Helessa
- Author: Miho Mosulishvili
- Original title: ჰელესა
- Cover artist: Niko Pirosmani
- Language: Georgian
- Genre: Mythpunk, Nautical fiction, Movie novel
- Publisher: Ustari
- Publication date: 2012
- Publication place: Georgia
- Media type: Book (Print, Microform, Electronic, etc.)
- Pages: 291 p. ; 19 sm.
- ISBN: 978-9941-9261-1-2 ISBN 978-9941-9261-2-9 (Synopsis for Helessa)
- OCLC: 809933760; 806490999
- Preceded by: Vazha-Pshavela, 2011
- Followed by: A Big She-Bear, 2013

= Helessa =

2012 movie-novel by Miho Mosulishvili

Helessa, Or—Elijah, Was Elijah, The Fox Was a Fox, And The Sea Was Shimmering (A Laz Maritime Movie-Novel, Presented as Chronicles of the Felucca Kirbishi's Last Voyage, or, if You Prefer, as the Enlivened Paintings of the Laz Artist Hasan Helimishi) is a 2012 Georgian Movie-novel by author Miho Mosulishvili.

==Logline==
Taking advantage of May Kirbishi’s love, Yashar Badishi tries to uncover the directions for making the Kirbishi clan's mysterious drug with the aim of selling the recipe to wealthy foreigners Helen Meyers and Alfred Antonopoulos.

==Outline==
The oldest family of the Laz people from Sarpi, the Kirbishi family, possesses the recipe of making indispensable medicine curing people.
The Red Flower of Medea is the herb used by the Kirbishi family for making indispensable ointment, as follows:
For several centuries, they have gone to sea on their felucca sailing boat and grown this herb in the earthware pot on the deck to prevent disclosure of the mystery of their drug.

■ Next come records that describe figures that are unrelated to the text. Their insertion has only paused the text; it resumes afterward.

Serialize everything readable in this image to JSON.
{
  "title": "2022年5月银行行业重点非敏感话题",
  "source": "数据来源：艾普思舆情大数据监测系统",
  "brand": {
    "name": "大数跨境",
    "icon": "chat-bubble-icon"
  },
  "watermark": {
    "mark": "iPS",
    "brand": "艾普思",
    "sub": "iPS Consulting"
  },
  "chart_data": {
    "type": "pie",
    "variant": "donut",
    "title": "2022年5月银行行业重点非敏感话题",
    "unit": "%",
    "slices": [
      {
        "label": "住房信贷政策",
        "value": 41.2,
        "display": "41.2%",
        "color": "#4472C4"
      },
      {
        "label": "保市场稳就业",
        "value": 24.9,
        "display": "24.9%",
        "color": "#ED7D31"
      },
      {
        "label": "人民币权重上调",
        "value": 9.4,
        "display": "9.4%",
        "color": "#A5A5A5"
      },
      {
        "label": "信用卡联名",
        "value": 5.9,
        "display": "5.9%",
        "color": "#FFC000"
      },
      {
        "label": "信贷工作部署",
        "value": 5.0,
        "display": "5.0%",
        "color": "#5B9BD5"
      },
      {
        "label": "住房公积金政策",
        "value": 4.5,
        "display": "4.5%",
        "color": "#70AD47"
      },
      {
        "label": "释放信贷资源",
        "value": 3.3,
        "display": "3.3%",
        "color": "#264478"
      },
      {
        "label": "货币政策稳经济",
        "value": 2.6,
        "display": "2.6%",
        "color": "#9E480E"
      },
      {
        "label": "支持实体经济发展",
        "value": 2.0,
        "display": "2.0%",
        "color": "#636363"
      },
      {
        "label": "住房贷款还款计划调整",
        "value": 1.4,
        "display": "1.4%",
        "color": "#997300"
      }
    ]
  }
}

Besides, medicine is made by arranging mysterious rituals. To that end, it is necessary to visit Constanta, the hamlet of Makriali in the Laz district of Turkey, and Gonio Fortress, the venues where the King of Colchis, Aeetes, laid to rest the parts of the remains of Absyrtus killed and fractured by Medea and Jason.

Yashar Badishi tries to uncover the mystery of this drug, aiming to sell the recipe to wealthy foreigners Helen Mayers and Alfred Antonopoulos. To that end, he goes to any lengths, using his close relationship with the Kirbishi family and even his love of May Kirbishi. This is the reason for the rage from our Lord expressed through storms and gales.

Next year, in May, Kirbishi, having lost her relatives again, goes to the sea on Kirbishi's sail felucca and continues the time-honored business of the family—and as a backdrop, one can hear a song of their ancestors, Helessa. This movie novel was conceived as animated drawings of the gifted Laz artist Hasan Helimishi. Helessa tells us about the mystery that is part of your soul that can be saved even at the expense of your life.

==Characters==
- Phoca Kirbishi, Papu (grandpa in the Laz language), 60, with one leg.
- May, Phoka’s daughter from his first deceased wife Nadie, 20.
- Ucha, nicknamed Mshiridon (in Laz, a swallow), Phoka’s son, 10.
- Meriem-Havana, wife of Phoca Kirbishi, mother of Ucha, step-mother to May, 55, Jinji (fortune-teller in Laz).
- Alfred Antopoulos, businessman from Vancouver, 60.
- Helen Meyer, wife of Alfred Antopoulos, 65, loves a doll Klabautermann.
- Yashar Badishi, nicknamed Swimming Island, has his own pontoon boat, 25.
- Sebastian Radu (Maparvelishi), a fisherman from the Laz hamlet of Lazu which is located to the south of the seaport Constanta.
- Ilfan Shishmanishi, captain of the Turkish coastguard patrol boat.
- Khatije Shishmanishi, mother of Ilfan, 70.
Also Turkish and Georgian Laz people, and others.

==Awards==
- August 27, 2012 - Win Level: Silver Award publishing house Ustari for movie-novel Helessa+synopsis on The Summit Marketing Effectiveness Award (Summit MEA) in Category: Lower Budget
- The novel Helessa became a nominee for the 2013 Saba Literary Prize.